IX
WHEN the door closed, Helen began to feel that she could breathe again. The room was large, high-ceiled, well-ventilated; but the Colossus had seemed to absorb every molecule of air there was in it. In this mood of expansion he was truly formidable. No matter what his detractors had to say of him, and they said much and said it bitterly, it was never denied that Saul Hartz was a power.
As soon as the door had closed, however, Helen for the first time in a two years’ intercourse, brought herself to shape a question. Was it really wise to trust this man so blindly? Where there was so much smoke must there not be also a certain amount of fire?
Encompassed by that dynamic force the higher nerve-centers were a little apt to fail. And to submit the all-embracing mind of Saul Hartz to the common scale of right and wrong was hardly feasible. Right and wrong in that paradoxical cosmos of a brain, which yet formed a key to the whole objective modern world, seemed interchangeable terms. She recalled hearing him say more than once, that Right in the midday special was Wrong in the evening edition. Certainly he made a jest of everything. He seemed to believe in nothing, to respect nobody; yet in her dealings with the man himself she had always found him scrupulously kind, wonderfully considerate, nobly generous.
To-night, in this chance visit, she had never felt so much out of her depth, she had never been swept so completely off her feet. John Endor was no common man, but this Chief to whom she owed allegiance had somehow a quality which seemed to raise him almost beyond good and evil.

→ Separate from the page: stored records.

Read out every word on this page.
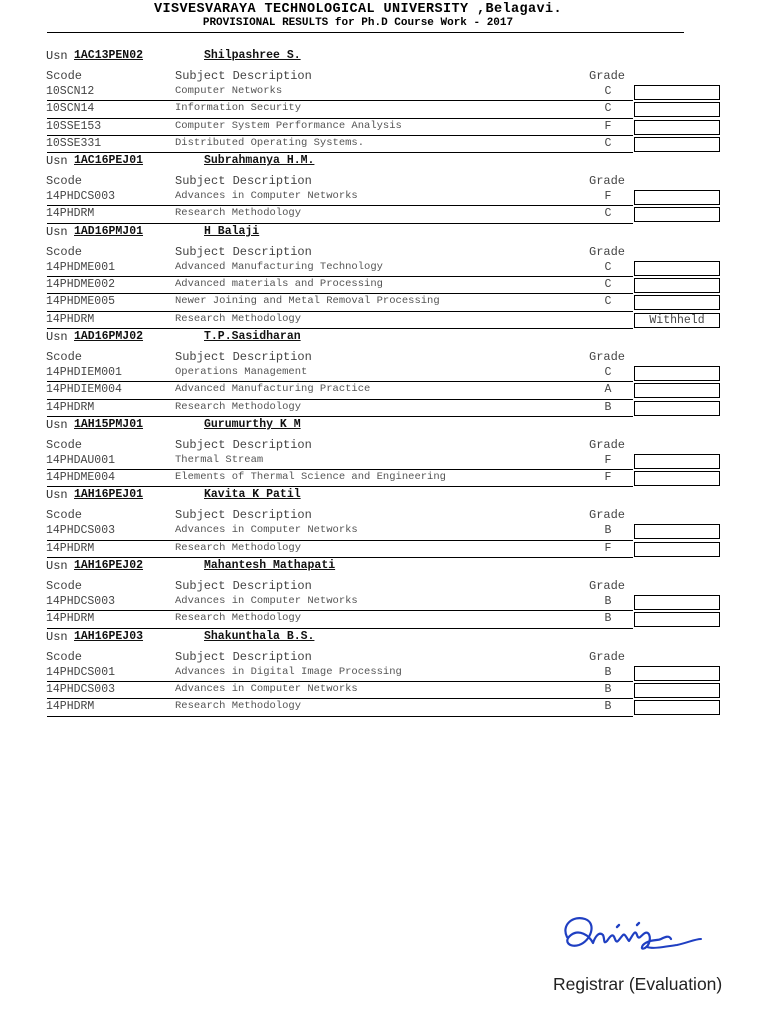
VISVESVARAYA TECHNOLOGICAL UNIVERSITY ,Belagavi.
PROVISIONAL RESULTS for Ph.D Course Work - 2017
Usn 1AC13PEN02	Shilpashree S.
Scode	Subject Description	Grade
10SCN12	Computer Networks	C
10SCN14	Information Security	C
10SSE153	Computer System Performance Analysis	F
10SSE331	Distributed Operating Systems.	C
Usn 1AC16PEJ01	Subrahmanya H.M.
Scode	Subject Description	Grade
14PHDCS003	Advances in Computer Networks	F
14PHDRM	Research Methodology	C
Usn 1AD16PMJ01	H Balaji
Scode	Subject Description	Grade
14PHDME001	Advanced Manufacturing Technology	C
14PHDME002	Advanced materials and Processing	C
14PHDME005	Newer Joining and Metal Removal Processing	C
14PHDRM	Research Methodology	Withheld
Usn 1AD16PMJ02	T.P.Sasidharan
Scode	Subject Description	Grade
14PHDIEM001	Operations Management	C
14PHDIEM004	Advanced Manufacturing Practice	A
14PHDRM	Research Methodology	B
Usn 1AH15PMJ01	Gurumurthy K M
Scode	Subject Description	Grade
14PHDAU001	Thermal Stream	F
14PHDME004	Elements of Thermal Science and Engineering	F
Usn 1AH16PEJ01	Kavita K Patil
Scode	Subject Description	Grade
14PHDCS003	Advances in Computer Networks	B
14PHDRM	Research Methodology	F
Usn 1AH16PEJ02	Mahantesh Mathapati
Scode	Subject Description	Grade
14PHDCS003	Advances in Computer Networks	B
14PHDRM	Research Methodology	B
Usn 1AH16PEJ03	Shakunthala B.S.
Scode	Subject Description	Grade
14PHDCS001	Advances in Digital Image Processing	B
14PHDCS003	Advances in Computer Networks	B
14PHDRM	Research Methodology	B
Registrar (Evaluation)
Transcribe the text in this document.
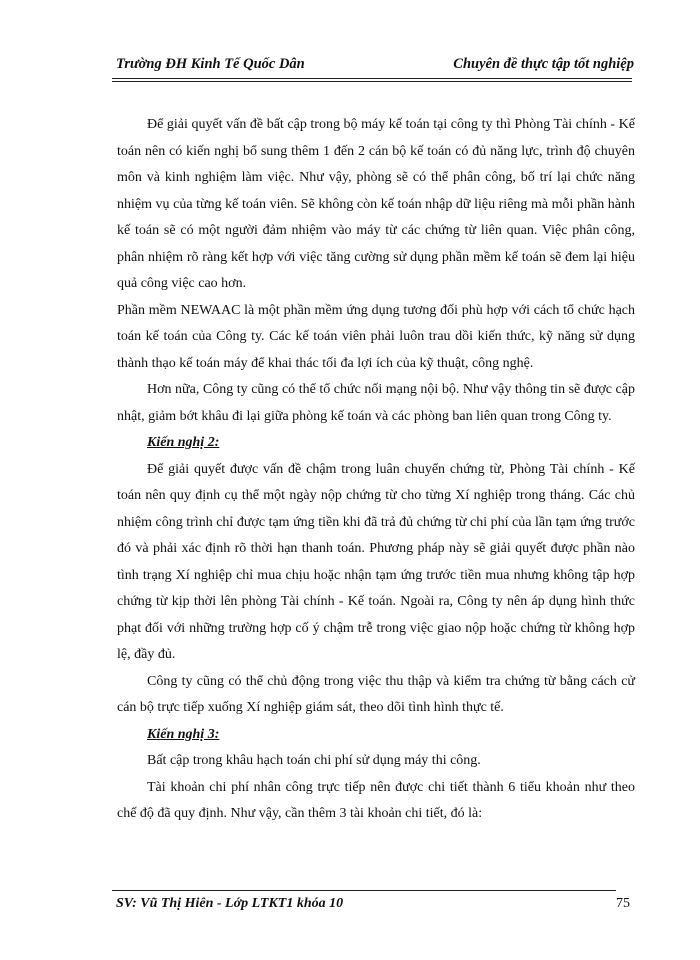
Trường ĐH Kinh Tế Quốc Dân	Chuyên đề thực tập tốt nghiệp

Để giải quyết vấn đề bất cập trong bộ máy kế toán tại công ty thì Phòng Tài chính - Kế toán nên có kiến nghị bổ sung thêm 1 đến 2 cán bộ kế toán có đủ năng lực, trình độ chuyên môn và kinh nghiệm làm việc. Như vậy, phòng sẽ có thể phân công, bố trí lại chức năng nhiệm vụ của từng kế toán viên. Sẽ không còn kế toán nhập dữ liệu riêng mà mỗi phần hành kế toán sẽ có một người đảm nhiệm vào máy từ các chứng từ liên quan. Việc phân công, phân nhiệm rõ ràng kết hợp với việc tăng cường sử dụng phần mềm kế toán sẽ đem lại hiệu quả công việc cao hơn.

Phần mềm NEWAAC là một phần mềm ứng dụng tương đối phù hợp với cách tổ chức hạch toán kế toán của Công ty. Các kế toán viên phải luôn trau dồi kiến thức, kỹ năng sử dụng thành thạo kế toán máy để khai thác tối đa lợi ích của kỹ thuật, công nghệ.

Hơn nữa, Công ty cũng có thể tổ chức nối mạng nội bộ. Như vậy thông tin sẽ được cập nhật, giảm bớt khâu đi lại giữa phòng kế toán và các phòng ban liên quan trong Công ty.

Kiến nghị 2:

Để giải quyết được vấn đề chậm trong luân chuyển chứng từ, Phòng Tài chính - Kế toán nên quy định cụ thể một ngày nộp chứng từ cho từng Xí nghiệp trong tháng. Các chủ nhiệm công trình chỉ được tạm ứng tiền khi đã trả đủ chứng từ chi phí của lần tạm ứng trước đó và phải xác định rõ thời hạn thanh toán. Phương pháp này sẽ giải quyết được phần nào tình trạng Xí nghiệp chỉ mua chịu hoặc nhận tạm ứng trước tiền mua nhưng không tập hợp chứng từ kịp thời lên phòng Tài chính - Kế toán. Ngoài ra, Công ty nên áp dụng hình thức phạt đối với những trường hợp cố ý chậm trễ trong việc giao nộp hoặc chứng từ không hợp lệ, đầy đủ.

Công ty cũng có thể chủ động trong việc thu thập và kiểm tra chứng từ bằng cách cử cán bộ trực tiếp xuống Xí nghiệp giám sát, theo dõi tình hình thực tế.

Kiến nghị 3:

Bất cập trong khâu hạch toán chi phí sử dụng máy thi công.

Tài khoản chi phí nhân công trực tiếp nên được chi tiết thành 6 tiểu khoản như theo chế độ đã quy định. Như vậy, cần thêm 3 tài khoản chi tiết, đó là:

SV: Vũ Thị Hiên - Lớp LTKT1 khóa 10	75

In a time which to Helen was unexpectedly brief, Mr. Hartz was back in the room. “So much for that,” he said with the light, casual air that was always charming.
Helen rose at once. “Ever so many thanks,” she said, wholeheartedly. “I was quite sure it had only to be mentioned.” A look of gratitude drove the words right home. “And now I must fly. Good-night—and again, thank you.”
The passage to the door, however, was barred, playfully, if resolutely, by the genial spread of the Colossus: “Now please don’t run away. Sit down and tell me a little about yourself.”
“There’s the last train from Piccadilly Circus to think of.”
“’Tisn’t twelve yet. The South Kensington tube is open till one o’clock.”